332 Summer Street
Artist Co-operative & Social Housing Units
Spring 2018 with Michael Deitz

See the full publication here

There is nothing in everything. And everything should come from nothing.

Materials should be something more than themselves. Everything can contain space and that space liberates the potential for integration and performance. Through the use of space-frame construction, the components containing inhabitable space can contain space themselves, providing equal parity to the spaces of the served and the spaces of the service. This equity inherently permits a flexibility and architectural resiliency, where the lifespan of the building and the lifespan of its use can exist on independent, yet parallel, timelines.

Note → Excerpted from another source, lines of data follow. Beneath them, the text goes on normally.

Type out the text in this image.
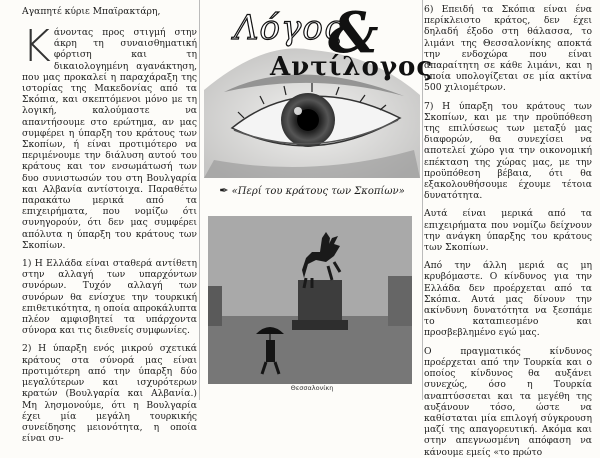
Αγαπητέ κύριε Μπαϊρακτάρη,

Κάνοντας προς στιγμή στην άκρη τη συναισθηματική φόρτιση και τη δικαιολογημένη αγανάκτηση, που μας προκαλεί η παραχάραξη της ιστορίας της Μακεδονίας από τα Σκόπια, και σκεπτόμενοι μόνο με τη λογική, καλούμαστε να απαντήσουμε στο ερώτημα, αν μας συμφέρει η ύπαρξη του κράτους των Σκοπίων, ή είναι προτιμότερο να περιμένουμε την διάλυση αυτού του κράτους και τον ενσωμάτωσή των δυο συνιστωσών του στη Βουλγαρία και Αλβανία αντίστοιχα. Παραθέτω παρακάτω μερικά από τα επιχειρήματα, που νομίζω ότι συνηγορούν, ότι δεν μας συμφέρει απόλυτα η ύπαρξη του κράτους των Σκοπίων.

1) Η Ελλάδα είναι σταθερά αντίθετη στην αλλαγή των υπαρχόντων συνόρων. Τυχόν αλλαγή των συνόρων θα ενίσχυε την τουρκική επιθετικότητα, η οποία απροκάλυπτα πλέον αμφισβητεί τα υπάρχοντα σύνορα και τις διεθνείς συμφωνίες.

2) Η ύπαρξη ενός μικρού σχετικά κράτους στα σύνορά μας είναι προτιμότερη από την ύπαρξη δύο μεγαλύτερων και ισχυρότερων κρατών (Βουλγαρία και Αλβανία.) Μη λησμονούμε, ότι η Βουλγαρία έχει μία μεγάλη τουρκικής συνείδησης μειονότητα, η οποία είναι συ-

Λόγος
&
Αντίλογος
✒ «Περί του κράτους των Σκοπίων»
Θεσσαλονίκη

6) Επειδή τα Σκόπια είναι ένα περίκλειστο κράτος, δεν έχει δηλαδή έξοδο στη θάλασσα, το λιμάνι της Θεσσαλονίκης αποκτά την ενδοχώρα που είναι απαραίτητη σε κάθε λιμάνι, και η οποία υπολογίζεται σε μία ακτίνα 500 χιλιομέτρων.

7) Η ύπαρξη του κράτους των Σκοπίων, και με την προϋπόθεση της επιλύσεως των μεταξύ μας διαφορών, θα συνεχίσει να αποτελεί χώρο για την οικονομική επέκταση της χώρας μας, με την προϋπόθεση βέβαια, ότι θα εξακολουθήσουμε έχουμε τέτοια δυνατότητα.

Αυτά είναι μερικά από τα επιχειρήματα που νομίζω δείχνουν την ανάγκη ύπαρξης του κράτους των Σκοπίων.

Από την άλλη μεριά ας μη κρυβόμαστε. Ο κίνδυνος για την Ελλάδα δεν προέρχεται από τα Σκόπια. Αυτά μας δίνουν την ακίνδυνη δυνατότητα να ξεσπάμε το καταπιεσμένο και προσβεβλημένο εγώ μας.

Ο πραγματικός κίνδυνος προέρχεται από την Τουρκία και ο οποίος κίνδυνος θα αυξάνει συνεχώς, όσο η Τουρκία αναπτύσσεται και τα μεγέθη της αυξάνουν τόσο, ώστε να καθίσταται μία επιλογή σύγκρουση μαζί της απαγορευτική. Ακόμα και στην απεγνωσμένη απόφαση να κάνουμε εμείς «το πρώτο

Parity of construction should also extend to the access of its users. The architecture should be committed to forming new spatial typologies for those users whose spatial needs are underrepresented. An architecture of nothingness can permit the creation of artist studios for queer and POC artists who have otherwise lacked access to equitable spaces for their work. Over time, as the needs and deficits of the urban population change, the architecture must respond by maintaining parity. With the dawning of Boston’s potential Amazon HQ2, housing will be consumed by new workers, many of whom only spend part of their year in the city as they travel for business. As such, the architecture can provide a new spatial typology for social housing to serve an emerging population of business travelers while simultaneously liberating other rentable units on the market.

Space-frame construction, the architecture of nothingness, gives equity to both users and systems. This balance allows for an adaptability of construction to urban need. As the deficits of an urban population evolve, architecture must rise to meet them. We must dedicate ourselves to creating accessible spaces for each niche of user. Parity first, architecture second.